Restore test (disaster-recovery rehearsal)¶
/bin/restore-test is the disaster-recovery counterpart of restic
check. restic check proves the repository is healthy (manifests,
blobs and pack files are internally consistent). restore-test proves
the bytes can actually come back: it picks a snapshot, restores it
(or a small canary sub-path) into an isolated temp directory, asserts
the restored tree is non-empty (and optionally that one or more canary
files match a known SHA-256), then removes the tempdir again.
Run it from cron (e.g. nightly or weekly) so a silent failure on the
restore path — a permission regression on the backend, a misconfigured
RESTIC_PASSWORD_FILE, a broken bind-mount under /restore — surfaces
before you need a real restore.
Quick start¶
# Default: latest snapshot for this host+tag, full restore into an
# auto-mktemp tempdir under /tmp/restore-test.XXXXXX, file-count floor
# of 1, no checksum verification, cleaned up on success.
docker exec restic-backup-helper /bin/restore-test
# Restore only a canary sub-path of the snapshot (much faster on huge
# repos), and assert the restored copy of one specific file matches a
# known SHA-256 digest. The canary path is the snapshot-absolute path
# as you would see it in `restic ls latest`.
docker exec restic-backup-helper /bin/restore-test \
--path /data/canary \
--canary "/data/canary/sentinel.txt=2c26b46b68ffc68ff99b453c1d30413413422d706483bfa0f98a5e886266e7ae"
# Dry-run: ask restic what it would restore, write the JSON / metrics
# audit trail, but skip the verification step and never create files.
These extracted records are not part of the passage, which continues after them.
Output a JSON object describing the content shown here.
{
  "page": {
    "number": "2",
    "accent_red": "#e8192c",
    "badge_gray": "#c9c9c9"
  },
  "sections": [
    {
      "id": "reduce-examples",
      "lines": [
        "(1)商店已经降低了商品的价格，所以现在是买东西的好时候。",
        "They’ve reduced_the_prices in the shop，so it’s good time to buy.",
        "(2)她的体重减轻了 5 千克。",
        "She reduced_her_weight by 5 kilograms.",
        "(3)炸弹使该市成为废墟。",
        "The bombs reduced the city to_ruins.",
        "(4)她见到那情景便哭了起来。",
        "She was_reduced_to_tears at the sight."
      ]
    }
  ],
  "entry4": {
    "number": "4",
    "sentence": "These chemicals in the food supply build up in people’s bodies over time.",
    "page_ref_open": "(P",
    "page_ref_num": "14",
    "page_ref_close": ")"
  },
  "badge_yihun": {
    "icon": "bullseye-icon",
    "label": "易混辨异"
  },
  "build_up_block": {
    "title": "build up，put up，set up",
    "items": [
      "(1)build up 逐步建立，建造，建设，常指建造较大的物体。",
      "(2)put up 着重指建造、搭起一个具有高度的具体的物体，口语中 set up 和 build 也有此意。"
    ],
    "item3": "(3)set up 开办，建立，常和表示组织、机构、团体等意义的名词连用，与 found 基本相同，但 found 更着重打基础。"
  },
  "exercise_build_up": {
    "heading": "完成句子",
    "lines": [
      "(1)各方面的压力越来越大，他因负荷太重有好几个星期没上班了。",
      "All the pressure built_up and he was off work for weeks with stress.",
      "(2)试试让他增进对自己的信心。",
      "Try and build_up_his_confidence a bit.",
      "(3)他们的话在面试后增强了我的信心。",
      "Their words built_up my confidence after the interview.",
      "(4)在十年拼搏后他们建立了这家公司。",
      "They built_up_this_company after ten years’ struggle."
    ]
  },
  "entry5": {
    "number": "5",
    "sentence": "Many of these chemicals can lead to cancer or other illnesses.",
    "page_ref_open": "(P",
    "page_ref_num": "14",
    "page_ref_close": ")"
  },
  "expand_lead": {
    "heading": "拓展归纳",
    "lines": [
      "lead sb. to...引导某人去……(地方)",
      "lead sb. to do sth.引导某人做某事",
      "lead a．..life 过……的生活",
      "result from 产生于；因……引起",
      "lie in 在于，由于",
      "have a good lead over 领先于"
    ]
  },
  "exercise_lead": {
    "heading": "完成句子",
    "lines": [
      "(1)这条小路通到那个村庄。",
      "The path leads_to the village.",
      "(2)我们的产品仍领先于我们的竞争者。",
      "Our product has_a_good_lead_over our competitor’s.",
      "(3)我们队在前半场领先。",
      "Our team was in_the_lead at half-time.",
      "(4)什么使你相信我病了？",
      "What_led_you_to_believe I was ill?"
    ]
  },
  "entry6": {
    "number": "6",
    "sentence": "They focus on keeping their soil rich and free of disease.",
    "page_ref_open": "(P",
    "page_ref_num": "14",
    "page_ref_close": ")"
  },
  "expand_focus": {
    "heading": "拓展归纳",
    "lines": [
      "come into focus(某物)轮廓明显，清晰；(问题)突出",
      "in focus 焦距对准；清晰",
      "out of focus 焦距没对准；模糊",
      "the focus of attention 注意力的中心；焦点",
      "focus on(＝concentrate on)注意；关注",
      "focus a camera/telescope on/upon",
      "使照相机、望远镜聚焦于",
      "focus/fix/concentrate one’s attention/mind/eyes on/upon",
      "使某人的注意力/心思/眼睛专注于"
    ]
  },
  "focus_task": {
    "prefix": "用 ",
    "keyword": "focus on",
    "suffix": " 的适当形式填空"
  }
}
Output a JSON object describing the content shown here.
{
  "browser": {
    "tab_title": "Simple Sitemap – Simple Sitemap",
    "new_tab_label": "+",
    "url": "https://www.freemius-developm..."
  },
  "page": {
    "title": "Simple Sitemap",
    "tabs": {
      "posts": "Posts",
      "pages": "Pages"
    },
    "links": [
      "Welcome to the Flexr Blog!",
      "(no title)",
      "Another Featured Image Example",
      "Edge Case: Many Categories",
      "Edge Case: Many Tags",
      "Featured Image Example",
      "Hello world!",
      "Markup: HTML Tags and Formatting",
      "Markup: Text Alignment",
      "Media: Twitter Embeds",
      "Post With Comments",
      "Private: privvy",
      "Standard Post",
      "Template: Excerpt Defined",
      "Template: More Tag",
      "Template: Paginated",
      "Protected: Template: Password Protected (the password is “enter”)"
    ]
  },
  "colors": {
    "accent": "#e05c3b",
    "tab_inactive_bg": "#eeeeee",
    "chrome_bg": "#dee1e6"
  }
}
docker exec restic-backup-helper /bin/restore-test --dry-run
# Keep the restored tree on disk for manual inspection, into a specific
# target. With --target you control where the bytes land; without it
# the helper picks an auto-tempdir.
docker exec restic-backup-helper /bin/restore-test \
--target /restore/rehearsal --keep --force
Options¶
| Flag | Purpose |
|---|---|
--id HEX |
Snapshot ID to restore. Defaults to latest. |
--tag TAG |
Filter snapshots by tag (default: $RESTIC_TAG). |
--host HOST |
Filter snapshots by host (default: container $HOSTNAME). |
--path PATH |
Restore only this sub-path of the snapshot (restic --include). Repeatable. Defaults to the full snapshot. |
--target PATH |
Explicit restore target. Defaults to mktemp -d /tmp/restore-test.XXXXXX. Explicit targets must be empty (or pass --force). |
--keep |
Do not remove the restored tree after verification. Default is to clean up. |
--force |
Allow restoring into a non-empty explicit --target. |
--canary PATH=SHA256 |
Assert that the restored copy of PATH matches the given lowercase SHA-256 hex digest. Repeatable. |
--canary-file FILE |
Read canaries from a sha256sum-format file ("<sha256> <path>"), one per line. Comments (#) and blank lines are skipped. Useful when paths contain = or whitespace. |
--min-files N |
Fail unless at least N files were restored. Default: 1. Set 0 to disable. |
--verify |
Pass --verify to restic so per-file hashes are verified against the snapshot manifest during the restore. Slower; catches silent corruption. |
--dry-run |
Run restic restore --dry-run only. Skips verification and tempdir creation. |
--yes / -y |
Reserved for future interactive guard; safe to keep in cron scripts today. |
Environment-variable equivalents¶
| Env var | Equivalent flag | Notes |
|---|---|---|
RESTORE_TEST_PATH |
--path |
Whitespace-separated list of paths. |
RESTORE_TEST_TARGET |
--target |
Rare; the auto-tempdir is the safer default. |
RESTORE_TEST_CANARY |
--canary |
Whitespace-separated PATH=SHA256 entries. Use RESTORE_TEST_CANARY_FILE when paths contain = or whitespace. |
RESTORE_TEST_CANARY_FILE |
--canary-file |
Path to a sha256sum-format manifest. |
RESTORE_TEST_KEEP |
--keep |
Set to ON to enable. |
RESTORE_TEST_MIN_FILES |
--min-files |
Default 1. |
RESTORE_TEST_VERIFY |
--verify |
Set to ON to enable. |
Behaviour¶
- Always non-mutating w.r.t. the repository. The helper only calls
restic restore, neverforget,pruneorinit. - Always isolated from operator data. Without
--targetthe helper usesmktemp -d /tmp/restore-test.XXXXXX. With--targetit refuses to restore into/,/dataorBACKUP_ROOT_DIR. - Cleanup is bounded. Auto-tempdirs (
/tmp/restore-test.XXXXXX) are removed on exit unless--keepis set. Operator-supplied targets are never auto-removed — a rehearsal that surfaces a problem stays on disk for inspection. The on-disk verdict is recorded in JSON ascleanup_status(cleaned,kept,cleanup-failed,absent). - Verification has two layers. The file-count floor (
--min-files, default1) catches a restore that silently produced nothing (e.g.--pathmatched zero files in the snapshot). The canary layer (--canary/--canary-file) catches per-file corruption thatrestic checkwould miss because the bytes are internally consistent but happen to be the wrong bytes. - Exit code is operator-actionable.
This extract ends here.